Main stay of treatment for intraoral lipoma is complete surgical excision. No recurrence has been described after local excision, but infiltrative lipoma tends to recur after inadequate excision due to the fact that they are not encapsulated like simple lipomas. Even in cases with recurrence there has been no reported incidence of malignant transformation [5].

Medical management of lipomas, which is now common, includes steroid injections that result in local fat atrophy, thus, shrinking the tumour size. They are best done on lipomas that are less than 1 inch in diameter. A monthly repeated injection of 1 : 1 mixture of lidocaine and triamcinolone acetonide into the central region of tumour may be useful in regression of lesion.

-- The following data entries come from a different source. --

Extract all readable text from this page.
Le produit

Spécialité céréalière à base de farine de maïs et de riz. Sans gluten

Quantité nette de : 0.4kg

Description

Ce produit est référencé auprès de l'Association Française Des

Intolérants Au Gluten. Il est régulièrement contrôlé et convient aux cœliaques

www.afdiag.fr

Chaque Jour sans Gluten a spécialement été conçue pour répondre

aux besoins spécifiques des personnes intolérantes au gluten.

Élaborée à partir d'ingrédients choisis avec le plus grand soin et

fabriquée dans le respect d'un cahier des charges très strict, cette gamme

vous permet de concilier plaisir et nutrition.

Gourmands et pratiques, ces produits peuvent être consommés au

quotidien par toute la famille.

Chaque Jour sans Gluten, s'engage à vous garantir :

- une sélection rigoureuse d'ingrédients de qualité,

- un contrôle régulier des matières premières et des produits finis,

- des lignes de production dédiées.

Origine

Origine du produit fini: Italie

Average volume of steroid used may range from 1 to 3 mL depending on the size of tumour. Liposuction using a 16-gauge needle and large syringe are useful in small or large lipomatous growth where scarring should be avoided.

4. Conclusion

Intraoral lipomas are a rare entity which may be noticed only during routine dental examinations. Most of them rarely cause pain, resulting in delay to seek treatment. The patient’s concerns may be regarding esthetics or discomfort. It is mandatory for a clinician to diagnose intraoral lipomas using latest diagnostic methods and conservatively treat them without causing much discomfort. Newer nonsurgical treatment modalities are still under trial which may come into practice in recent future.

Conflict of Interests

The authors declare that there is no conflict of interests regarding the publication of this paper.